Trump Calls Judge Chutkan a ‘Fraud’ and Jack Smith a ‘Thug’ — Is a Gag Order Next?
The special counsel wants the former president muted in the midst of a presidential race.
Special Counsel Jack Smith’s request that Judge Tanya Chutkan, who is overseeing his January 6 case, impose a gag order on President Trump brings into focus a prosecutor well attuned to the effect the court of public opinion can exert within the court and jury rooms.
The motion, unsealed on Friday evening and festooned with screenshots of the former president’s Truth Social account, seeks what it calls a “narrowly tailored” order. That edict would restrict Mr. Trump from discussing any witnesses in the case, and bar him from making “disparaging and inflammatory, or intimidating” comments about anyone involved in the case.

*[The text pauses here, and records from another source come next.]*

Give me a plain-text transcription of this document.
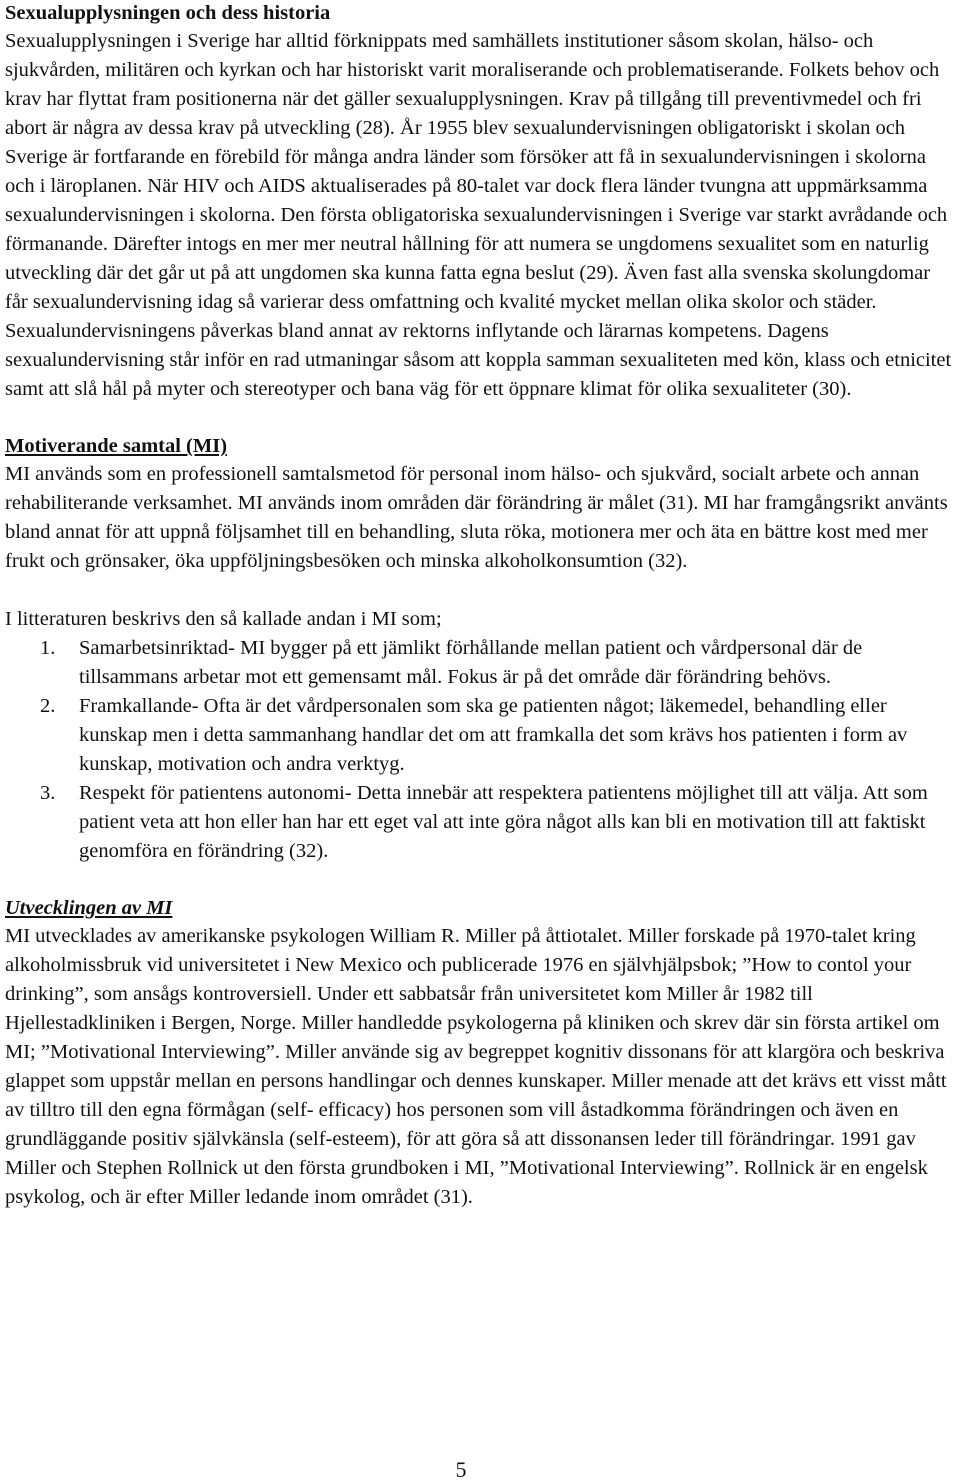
Sexualupplysningen och dess historia

Sexualupplysningen i Sverige har alltid förknippats med samhällets institutioner såsom skolan, hälso- och sjukvården, militären och kyrkan och har historiskt varit moraliserande och problematiserande. Folkets behov och krav har flyttat fram positionerna när det gäller sexualupplysningen. Krav på tillgång till preventivmedel och fri abort är några av dessa krav på utveckling (28). År 1955 blev sexualundervisningen obligatoriskt i skolan och Sverige är fortfarande en förebild för många andra länder som försöker att få in sexualundervisningen i skolorna och i läroplanen. När HIV och AIDS aktualiserades på 80-talet var dock flera länder tvungna att uppmärksamma sexualundervisningen i skolorna. Den första obligatoriska sexualundervisningen i Sverige var starkt avrådande och förmanande. Därefter intogs en mer mer neutral hållning för att numera se ungdomens sexualitet som en naturlig utveckling där det går ut på att ungdomen ska kunna fatta egna beslut (29). Även fast alla svenska skolungdomar får sexualundervisning idag så varierar dess omfattning och kvalité mycket mellan olika skolor och städer. Sexualundervisningens påverkas bland annat av rektorns inflytande och lärarnas kompetens. Dagens sexualundervisning står inför en rad utmaningar såsom att koppla samman sexualiteten med kön, klass och etnicitet samt att slå hål på myter och stereotyper och bana väg för ett öppnare klimat för olika sexualiteter (30).

Motiverande samtal (MI)

MI används som en professionell samtalsmetod för personal inom hälso- och sjukvård, socialt arbete och annan rehabiliterande verksamhet. MI används inom områden där förändring är målet (31). MI har framgångsrikt använts bland annat för att uppnå följsamhet till en behandling, sluta röka, motionera mer och äta en bättre kost med mer frukt och grönsaker, öka uppföljningsbesöken och minska alkoholkonsumtion (32).

I litteraturen beskrivs den så kallade andan i MI som;

1. Samarbetsinriktad- MI bygger på ett jämlikt förhållande mellan patient och vårdpersonal där de tillsammans arbetar mot ett gemensamt mål. Fokus är på det område där förändring behövs.
2. Framkallande- Ofta är det vårdpersonalen som ska ge patienten något; läkemedel, behandling eller kunskap men i detta sammanhang handlar det om att framkalla det som krävs hos patienten i form av kunskap, motivation och andra verktyg.
3. Respekt för patientens autonomi- Detta innebär att respektera patientens möjlighet till att välja. Att som patient veta att hon eller han har ett eget val att inte göra något alls kan bli en motivation till att faktiskt genomföra en förändring (32).
Utvecklingen av MI

MI utvecklades av amerikanske psykologen William R. Miller på åttiotalet. Miller forskade på 1970-talet kring alkoholmissbruk vid universitetet i New Mexico och publicerade 1976 en självhjälpsbok; ”How to contol your drinking”, som ansågs kontroversiell. Under ett sabbatsår från universitetet kom Miller år 1982 till Hjellestadkliniken i Bergen, Norge. Miller handledde psykologerna på kliniken och skrev där sin första artikel om MI; ”Motivational Interviewing”. Miller använde sig av begreppet kognitiv dissonans för att klargöra och beskriva glappet som uppstår mellan en persons handlingar och dennes kunskaper. Miller menade att det krävs ett visst mått av tilltro till den egna förmågan (self- efficacy) hos personen som vill åstadkomma förändringen och även en grundläggande positiv självkänsla (self-esteem), för att göra så att dissonansen leder till förändringar. 1991 gav Miller och Stephen Rollnick ut den första grundboken i MI, ”Motivational Interviewing”. Rollnick är en engelsk psykolog, och är efter Miller ledande inom området (31).

5
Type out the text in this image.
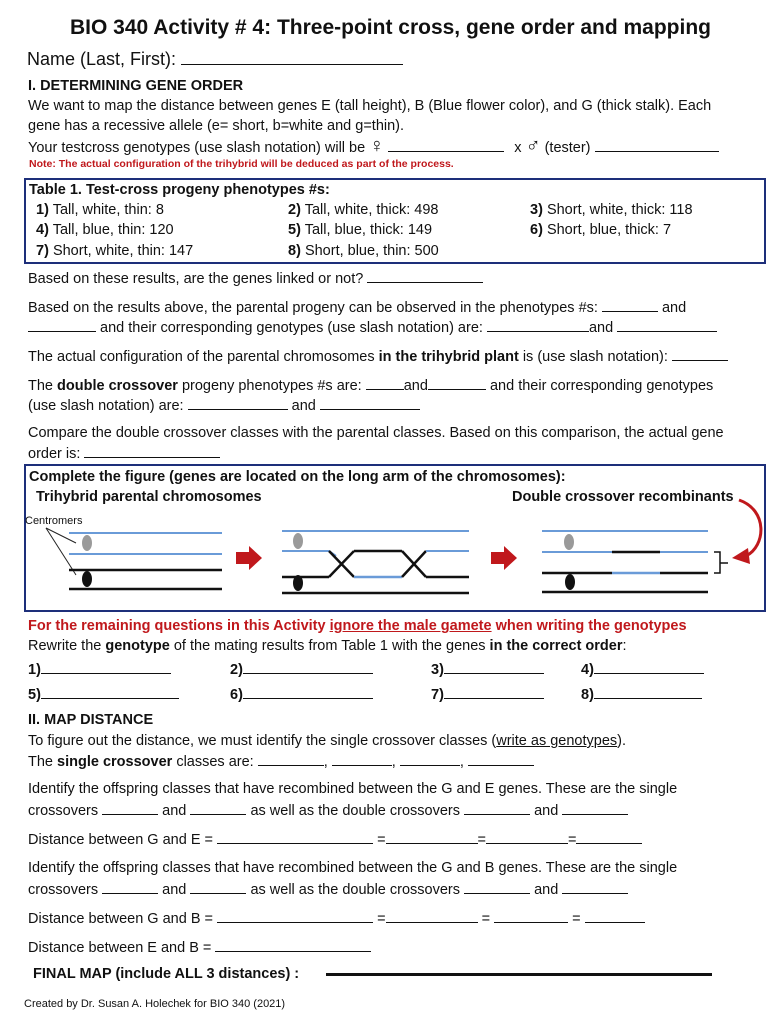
BIO 340 Activity # 4: Three-point cross, gene order and mapping
Name (Last, First):
I. DETERMINING GENE ORDER
We want to map the distance between genes E (tall height), B (Blue flower color), and G (thick stalk). Each
gene has a recessive allele (e= short, b=white and g=thin).
Your testcross genotypes (use slash notation) will be ♀	x ♂ (tester)
Note: The actual configuration of the trihybrid will be deduced as part of the process.
Table 1. Test-cross progeny phenotypes #s:
1) Tall, white, thin: 8	2) Tall, white, thick: 498	3) Short, white, thick: 118
4) Tall, blue, thin: 120	5) Tall, blue, thick: 149	6) Short, blue, thick: 7
7) Short, white, thin: 147	8) Short, blue, thin: 500
Based on these results, are the genes linked or not?
Based on the results above, the parental progeny can be observed in the phenotypes #s:	and
and their corresponding genotypes (use slash notation) are:	and
The actual configuration of the parental chromosomes in the trihybrid plant is (use slash notation):
The double crossover progeny phenotypes #s are:	and	and their corresponding genotypes
(use slash notation) are:	and
Compare the double crossover classes with the parental classes. Based on this comparison, the actual gene
order is:
Complete the figure (genes are located on the long arm of the chromosomes):
Trihybrid parental chromosomes	Double crossover recombinants
Centromers
For the remaining questions in this Activity ignore the male gamete when writing the genotypes
Rewrite the genotype of the mating results from Table 1 with the genes in the correct order:
1)	2)	3)	4)
5)	6)	7)	8)
II. MAP DISTANCE
To figure out the distance, we must identify the single crossover classes (write as genotypes).
The single crossover classes are:	,	,	,
Identify the offspring classes that have recombined between the G and E genes. These are the single
crossovers	and	as well as the double crossovers	and
Distance between G and E =	=	=	=
Identify the offspring classes that have recombined between the G and B genes. These are the single
crossovers	and	as well as the double crossovers	and
Distance between G and B =	=	=	=
Distance between E and B =
FINAL MAP (include ALL 3 distances) :
Created by Dr. Susan A. Holechek for BIO 340 (2021)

Mr. Smith writes that Mr. Trump “has spread disparaging and inflammatory public posts on Truth Social on a near-daily basis regarding the citizens of the District of Columbia, the court, prosecutors and prospective witnesses.” The former president has publicly fulminated against both Mr. Smith and Judge Chutkan.
Judge Chutkan, who could also rule on Mr. Trump’s request that she recuse herself from the case, will have to weigh Mr. Smith’s motion to silence Mr. Trump’s “extrajudicial statements that present a serious and substantial danger of materially prejudicing this case” with the freedom the defendant is constitutionally owed.
Telegraphing such an argument, Mr. Trump on Friday night posted to Truth Social: “They Leak, Lie, & Sue, & they won’t allow me to SPEAK?” At an earlier hearing, Judge Chutkan warned that “Mr. Trump, like every American, has a First Amendment right to free speech, but that right is not absolute.” She warned Mr. Trump to “take special care in your public statements in this case.”
Now comes Mr. Smith to persuade the judge that Mr. Trump’s behavior threatens to “undermine confidence in the criminal justice system and prejudice the jury pool through disparaging and inflammatory attacks on the citizens of this District, the Court, prosecutors, and prospective witnesses.” The prosecutor discerns a “substantial likelihood of material prejudice” stemming from Mr. Trump’s pronouncements.
Mr. Smith comes close to offering a unified theory of Mr. Trump’s behavior, alleging that the former president is “now attempting to do the same thing in this criminal case” that he did with respect to the 2020 vote, where “in service of his criminal conspiracies, through false public statements, the defendant sought to erode public faith in the administration of the election.”
The government tells Judge Chutkan that Mr. Trump, the frontrunner for the 2024 Republican nomination for president, has “an established practice of issuing inflammatory public statements targeted at individuals or institutions that present an obstacle or challenge to him.” Mr. Smith asserts that Mr. Trump “knows that when he publicly attacks individuals and institutions, he inspires others to perpetrate threats and harassment against his targets.”
The motion relates the observation of a Georgia election official, Gabriel Sterling — the names are redacted in the document filed with the court — that if Mr. Trump did not cease contesting the election results, “Someone’s going to get hurt, someone’s going to get shot, someone’s going to get killed.” Mr. Smith writes that Mr. Trump “did not stop. Instead, he continued.”
Mr. Smith homes in on a message Mr. Trump unveiled the day before his arraignment, when he posted, “If you go after me, I’m coming after you.” The special counsel reckons that Mr. Trump “has made good on his threat” with statements “intended to undermine public confidence in an institution — the judicial system — and to undermine confidence in and intimidate individuals — the Court, the jury pool, witnesses, and prosecutors.”
The motion cites Mr. Trump’s observation that Judge Chutkan is “a fraud dressed up as a judge in Washington, D.C. who is a radical Obama hack” and a “biased, Trump-hating judge” who presides in a “filthy and crime ridden” district. The former president also called Mr. Smith’s office a “team of thugs.” Mr. Smith reasons that “to the extent that Mr. Trump’s “public posts reach the general public, they also reach the jury pool for this trial. “
While the Supreme Court has warned against letting parties in a criminal case contribute to “a carnival atmosphere of unchecked publicity and trial by media rather than our constitutionally established system of trial by impartial jury,” it has also held that there is a strong presumption against the constitutionality of gag orders, as there is against all prior restraint on speech.
A local rule, though, in Judge Chutkan’s district allows a judge to regulate the extrajudicial statements of all participants in a “widely publicized or sensational criminal case.”